Исаак Башевис Зингер. 1953

Во время путешествия Зингер публиковал в идишской газете «Форвертс» по несколько статей в неделю, описывая свой визит. Порой эти статьи похожи на туристические очерки, но при этом они описывают сложность восприятия Зингером Израиля как идеи и как географического пространства. С юных лет Израиль занимал существенное место в сознании Зингера, росшего в религиозной среде, это отразилось и в его раннем творчестве — кое‑что было опубликовано и на иврите. Еще в Варшаве Зингер написал новеллу «Обратный путь» (1928), герой которой — молодой человек, полный сионистских мечтаний, уезжает в Страну Израиля, а через пять лет возвращается обратно, испытав голод, малярию и нищету. В 1948 году, всего за неделю до провозглашения Государства Израиль, он закончил «Семью Мускат» описанием того, как несколько персонажей романа покидают Варшаву в погоне за сионистской мечтой. В 1955‑м, всего за несколько недель перед поездкой, он опубликовал эпизод из «Папиного домашнего суда» (1956) под названием «К Земле Израиля», о жестянщике, который уезжает с семьей в Святую Землю, разочаровывается, возвращается в Варшаву, а потом, несмотря ни на что, опять уезжает обратно. В своих воспоминаниях Зингер писал, что в середине 1920‑х подумывал о том, чтобы уехать в подмандатную Палестину, а в рассказе «Сертификат» (1967) описывает этот опыт в рассказе, в финале которого герой вместо Палестины возвращается в свой штетл. В конце 1938 года в письме Руне, отправленном из Нью‑Йорка, он все еще не оставляет эту идею: «План у меня такой: как только я обзаведусь минимальными средствами — а я надеюсь, что это произойдет скоро, — я отправлюсь в Палестину». Но к середине 1939 года на смену этим мечтам приходит уже совершенно другой взгляд на мир: «Пока что получить визу в Палестину для меня невозможно». Похоже, что Израиль оставался для Зингера дорогой, по которой он не пошел ни в символическом, ни в буквальном смысле.
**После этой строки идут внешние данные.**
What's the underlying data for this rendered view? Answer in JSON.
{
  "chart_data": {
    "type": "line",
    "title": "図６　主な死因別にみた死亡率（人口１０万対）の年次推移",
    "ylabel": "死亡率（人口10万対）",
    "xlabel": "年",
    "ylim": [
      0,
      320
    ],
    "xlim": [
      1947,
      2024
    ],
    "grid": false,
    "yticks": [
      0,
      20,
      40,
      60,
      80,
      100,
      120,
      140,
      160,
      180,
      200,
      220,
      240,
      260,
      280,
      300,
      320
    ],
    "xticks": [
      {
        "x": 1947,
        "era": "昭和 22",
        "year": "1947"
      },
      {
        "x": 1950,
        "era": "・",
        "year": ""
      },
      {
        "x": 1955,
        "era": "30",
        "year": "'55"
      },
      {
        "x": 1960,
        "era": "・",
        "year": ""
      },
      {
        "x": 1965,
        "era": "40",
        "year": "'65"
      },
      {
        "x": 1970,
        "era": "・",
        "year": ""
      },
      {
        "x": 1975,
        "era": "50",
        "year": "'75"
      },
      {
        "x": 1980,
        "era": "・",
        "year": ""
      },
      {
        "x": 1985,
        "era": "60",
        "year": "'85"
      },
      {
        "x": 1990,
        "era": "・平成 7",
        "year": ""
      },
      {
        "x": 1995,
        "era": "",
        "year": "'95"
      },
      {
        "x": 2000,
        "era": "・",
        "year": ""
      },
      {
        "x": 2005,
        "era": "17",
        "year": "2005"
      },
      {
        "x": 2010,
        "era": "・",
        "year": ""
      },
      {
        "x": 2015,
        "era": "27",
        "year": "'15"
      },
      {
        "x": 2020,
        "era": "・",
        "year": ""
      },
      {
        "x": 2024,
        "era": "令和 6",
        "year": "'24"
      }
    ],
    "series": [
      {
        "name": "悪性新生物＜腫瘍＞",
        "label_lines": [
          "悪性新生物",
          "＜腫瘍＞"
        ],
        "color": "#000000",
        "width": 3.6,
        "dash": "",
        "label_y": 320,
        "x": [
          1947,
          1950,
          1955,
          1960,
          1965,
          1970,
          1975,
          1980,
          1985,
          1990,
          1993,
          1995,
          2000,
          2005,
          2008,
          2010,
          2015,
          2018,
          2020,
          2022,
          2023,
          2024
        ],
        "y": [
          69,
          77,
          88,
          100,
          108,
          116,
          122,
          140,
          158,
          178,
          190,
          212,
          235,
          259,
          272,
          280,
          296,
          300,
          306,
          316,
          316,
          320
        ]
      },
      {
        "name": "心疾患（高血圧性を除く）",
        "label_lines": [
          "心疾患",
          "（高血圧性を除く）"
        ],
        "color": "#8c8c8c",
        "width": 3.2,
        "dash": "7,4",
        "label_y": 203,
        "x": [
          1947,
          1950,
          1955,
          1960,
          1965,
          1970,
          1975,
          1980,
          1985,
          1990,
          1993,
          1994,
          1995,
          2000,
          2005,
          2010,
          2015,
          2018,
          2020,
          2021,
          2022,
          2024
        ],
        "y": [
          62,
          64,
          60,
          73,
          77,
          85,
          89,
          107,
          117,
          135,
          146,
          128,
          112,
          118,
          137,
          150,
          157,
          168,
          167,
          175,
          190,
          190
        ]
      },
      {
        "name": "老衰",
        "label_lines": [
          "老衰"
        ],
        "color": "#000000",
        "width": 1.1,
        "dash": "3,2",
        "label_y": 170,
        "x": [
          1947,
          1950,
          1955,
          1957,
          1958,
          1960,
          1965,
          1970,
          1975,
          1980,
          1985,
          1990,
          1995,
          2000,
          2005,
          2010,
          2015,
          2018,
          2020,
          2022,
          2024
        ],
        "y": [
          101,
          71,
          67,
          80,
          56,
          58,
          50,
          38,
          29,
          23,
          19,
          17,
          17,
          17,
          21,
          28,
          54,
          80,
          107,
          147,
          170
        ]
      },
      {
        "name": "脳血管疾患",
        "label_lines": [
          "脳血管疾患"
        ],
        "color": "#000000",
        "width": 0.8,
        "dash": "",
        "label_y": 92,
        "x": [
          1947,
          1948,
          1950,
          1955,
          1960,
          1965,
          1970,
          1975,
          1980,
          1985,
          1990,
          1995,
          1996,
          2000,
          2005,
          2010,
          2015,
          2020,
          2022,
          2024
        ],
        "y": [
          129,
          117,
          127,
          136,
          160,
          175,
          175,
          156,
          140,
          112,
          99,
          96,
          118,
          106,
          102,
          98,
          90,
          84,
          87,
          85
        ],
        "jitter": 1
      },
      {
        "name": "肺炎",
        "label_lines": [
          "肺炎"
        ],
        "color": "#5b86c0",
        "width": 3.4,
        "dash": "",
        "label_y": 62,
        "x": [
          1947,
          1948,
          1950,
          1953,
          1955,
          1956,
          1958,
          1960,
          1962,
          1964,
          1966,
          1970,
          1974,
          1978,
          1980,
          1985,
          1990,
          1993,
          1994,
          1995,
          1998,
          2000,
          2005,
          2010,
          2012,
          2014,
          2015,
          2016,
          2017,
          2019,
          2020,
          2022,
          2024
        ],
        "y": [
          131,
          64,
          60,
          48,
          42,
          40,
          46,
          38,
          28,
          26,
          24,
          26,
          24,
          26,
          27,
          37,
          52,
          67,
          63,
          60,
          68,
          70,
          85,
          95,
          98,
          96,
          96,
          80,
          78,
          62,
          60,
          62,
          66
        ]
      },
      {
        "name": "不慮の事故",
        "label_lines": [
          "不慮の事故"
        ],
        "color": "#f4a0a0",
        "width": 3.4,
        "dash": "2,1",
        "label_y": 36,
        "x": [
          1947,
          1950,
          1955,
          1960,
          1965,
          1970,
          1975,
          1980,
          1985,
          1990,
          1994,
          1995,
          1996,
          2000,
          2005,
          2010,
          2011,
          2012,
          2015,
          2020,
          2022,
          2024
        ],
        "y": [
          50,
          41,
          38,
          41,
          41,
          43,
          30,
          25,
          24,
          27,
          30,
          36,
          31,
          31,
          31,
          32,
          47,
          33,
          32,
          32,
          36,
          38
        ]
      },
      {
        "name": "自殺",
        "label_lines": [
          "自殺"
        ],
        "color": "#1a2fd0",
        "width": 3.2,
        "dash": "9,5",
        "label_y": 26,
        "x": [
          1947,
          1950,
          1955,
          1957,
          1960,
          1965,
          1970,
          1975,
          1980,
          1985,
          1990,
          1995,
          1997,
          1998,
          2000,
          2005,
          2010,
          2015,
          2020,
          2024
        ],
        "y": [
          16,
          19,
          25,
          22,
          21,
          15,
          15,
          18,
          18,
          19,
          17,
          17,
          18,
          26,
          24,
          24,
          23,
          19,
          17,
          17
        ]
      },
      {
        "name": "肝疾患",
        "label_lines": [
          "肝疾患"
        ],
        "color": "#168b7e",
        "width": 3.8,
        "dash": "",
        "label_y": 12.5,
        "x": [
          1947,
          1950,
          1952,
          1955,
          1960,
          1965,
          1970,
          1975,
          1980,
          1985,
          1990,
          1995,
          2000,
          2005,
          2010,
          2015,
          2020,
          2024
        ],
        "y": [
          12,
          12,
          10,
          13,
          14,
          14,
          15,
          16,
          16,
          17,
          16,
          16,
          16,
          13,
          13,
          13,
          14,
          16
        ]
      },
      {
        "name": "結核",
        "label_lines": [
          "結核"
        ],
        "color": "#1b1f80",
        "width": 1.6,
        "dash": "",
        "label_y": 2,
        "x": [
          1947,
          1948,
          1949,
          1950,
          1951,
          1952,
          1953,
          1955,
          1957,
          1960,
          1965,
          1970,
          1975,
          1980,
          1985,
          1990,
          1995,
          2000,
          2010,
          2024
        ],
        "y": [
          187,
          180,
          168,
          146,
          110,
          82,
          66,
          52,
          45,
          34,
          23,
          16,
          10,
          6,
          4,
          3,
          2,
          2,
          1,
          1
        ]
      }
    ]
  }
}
И все же в конце 1955 года Зингер с женой Альмой впервые отправился в Израиль на корабле «Арца», следовавшем из Марселя через Неаполь в Хайфский порт, — не религиозным ребенком или молодым идеалистом, а идишским писателем средних лет, который уже заявил о себе на американском литературном небосклоне. Его журналистское задание состояло в том, чтобы рассказывать о путешествии в серии очерков, которые дадут идишским читателям в Соединенных Штатах представление о том, как выглядит молодое Государство Израиль. Его сын Замир находился тогда в Нью‑Йорке, представляя там движение «А‑шомер а‑цаир», и в письмах и воспоминаниях нет никаких свидетельств того, что он собирался встретиться с Руней. Зингер самостоятельно путешествовал по Израилю вместе с Альмой, но описывал путешествие как будто бы был в одиночестве.

 

Оригинальный взгляд Башевиса — за которым стояли сложный личный опыт и вполне прагматические цели — придает неповторимость путевым заметкам из Израиля. Он рисует небольшие картины — и никогда не забывает о глобальном образе. Это чувствуется с первых дней путешествия, еще когда он был на корабле. «Я думаю о рабби Йеуде Галеви и о тех жертвах, которые они принес, чтобы его взору открылась Святая Земля, — писал он, пока корабль плыл из Франции в Италию. — Я думаю о первопроходцах, о первых строителях нового ишува. <…> Не может быть, чтобы на этом корабле не было никаких их следов? Разве евреи уже не так преданы идее Земли Израиля душой и телом?» Зингер ищет доказательства духовного величия Земли Израиля в людях, которые плывут вместе с ним, но вскоре ему становится ясно, что Израиль — не плод воображения, а вполне реальное место. «Нет, все не так плохо, — пишет он. — Огонь на месте, но он скрыт <…> Земля Израиля стала реальностью, частью повседневной жизни».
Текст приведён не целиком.